See code below the function
# !/usr/bin/env python3
# -*- coding: utf-8 -*-
import seaborn
from matplotlib import (pyplot as plt,
lines)
def plot_recruitment_plot(blast_tabular_output, output_plot, plot_title, genome_size, minimum_identity_displayed=70,
min_alignment_length=100, identity_species_cutoff=95):
"""Parse BLAST like tabular output and create a recruitment plot for the alignments.
Args:
blast_tabular_output (str): Path to input BLAST like alignment file.
output_plot (str): Path to where the image output in PNG will be saved.
plot_title (str): Plot tittle (e.g. Genome Name).
genome_size (int): Genome size.
minimum_identity_displayed (float): Y-axis lower bound (default % identity 70).

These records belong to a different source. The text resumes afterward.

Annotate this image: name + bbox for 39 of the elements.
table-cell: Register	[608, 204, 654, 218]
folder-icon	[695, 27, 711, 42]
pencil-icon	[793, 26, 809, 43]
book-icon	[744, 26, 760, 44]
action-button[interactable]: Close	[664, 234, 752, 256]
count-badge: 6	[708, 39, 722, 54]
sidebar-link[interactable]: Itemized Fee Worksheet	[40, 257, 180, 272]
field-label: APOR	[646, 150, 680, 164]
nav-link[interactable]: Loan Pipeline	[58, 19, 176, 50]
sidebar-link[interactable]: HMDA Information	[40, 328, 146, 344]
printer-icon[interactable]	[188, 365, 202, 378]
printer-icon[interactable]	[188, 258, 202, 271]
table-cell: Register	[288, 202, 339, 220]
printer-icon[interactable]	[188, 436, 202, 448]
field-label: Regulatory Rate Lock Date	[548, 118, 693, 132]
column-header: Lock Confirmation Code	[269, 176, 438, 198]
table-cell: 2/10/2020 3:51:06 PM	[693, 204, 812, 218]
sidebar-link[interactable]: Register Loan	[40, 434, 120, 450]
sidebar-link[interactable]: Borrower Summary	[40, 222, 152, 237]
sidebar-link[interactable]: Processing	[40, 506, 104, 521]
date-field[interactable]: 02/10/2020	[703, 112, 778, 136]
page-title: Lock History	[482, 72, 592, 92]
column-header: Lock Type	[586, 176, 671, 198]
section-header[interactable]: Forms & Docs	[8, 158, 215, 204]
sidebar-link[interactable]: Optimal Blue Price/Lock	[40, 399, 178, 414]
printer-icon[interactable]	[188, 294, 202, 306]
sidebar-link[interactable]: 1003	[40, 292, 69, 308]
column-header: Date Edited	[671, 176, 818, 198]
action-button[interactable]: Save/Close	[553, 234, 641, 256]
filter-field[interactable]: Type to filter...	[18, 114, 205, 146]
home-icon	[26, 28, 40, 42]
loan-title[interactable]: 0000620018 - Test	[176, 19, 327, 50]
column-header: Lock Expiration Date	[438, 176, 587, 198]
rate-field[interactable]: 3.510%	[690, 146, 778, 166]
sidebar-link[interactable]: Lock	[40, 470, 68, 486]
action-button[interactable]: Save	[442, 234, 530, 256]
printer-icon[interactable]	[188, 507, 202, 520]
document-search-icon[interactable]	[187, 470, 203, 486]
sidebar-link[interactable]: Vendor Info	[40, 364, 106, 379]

min_alignment_length (int): Minimum alignment length allowed (default = 100 bp).
identity_species_cutoff (float): Species line draw on plot (default = 95).
"""
seaborn.set(color_codes=True)
fig = plt.figure()
ax = plt.subplot(111)
ax.set_xlim(0, genome_size + 1)
ax.set_ylim(minimum_identity_displayed, 100)
with open(blast_tabular_output) as alignments:
for alignment in alignments:
alignment = alignment.split("\t")
alignment_identity = float(alignment[2])
alignment_length = int(alignment[3])
alignment_start = int(alignment[8])
alignment_stop = int(alignment[9])
if alignment_length >= min_alignment_length:
alignment_start_stop = [alignment_start, alignment_stop]
# need to sort because of alignment direction
alignment_start_stop.sort()
real_alignment_start, real_alignment_stop = alignment_start_stop
# draw line on plot
ax.add_line(lines.Line2D([real_alignment_start, real_alignment_stop], [alignment_identity],
color="#89896E"))
ax.add_line(lines.Line2D([0, genome_size + 1], [identity_species_cutoff], color="k"))
plt.ylabel('% Identity')
plt.xlabel('Genome Position (bp)')
plt.title(plot_title)
fig.savefig(output_plot, format="png", dpi=400)
plt.close()
Finally, we can generate the plot by calling the function.
>>> import plot_recruitment_plot
>>> plot_recruitment_plot("blast_alignments_phage", "phage_rc.png", "Guinea pig Chlamydia phage, complete genome", 4529)
And here it is our recruitment plot, and I hope that Creating Recruitment Plot is not a problem from now on.
More Resources
Here are two of my favorite Data Visualization Python Books in case you want to learn more about it.
- Mastering Python Data Visualization by Kirthi Raman
- Python Data Visualization: An Easy Introduction to Data Visualization in Python with Matplotlip, Pandas, and Seaborn by Samuel Burns
Conclusion
In summary, this tutorial describes how a recruitment plot can be scripted in Python. Moreover, this can be simply expanded to plot different samples against a genome with different colors and other flavors that may be needed.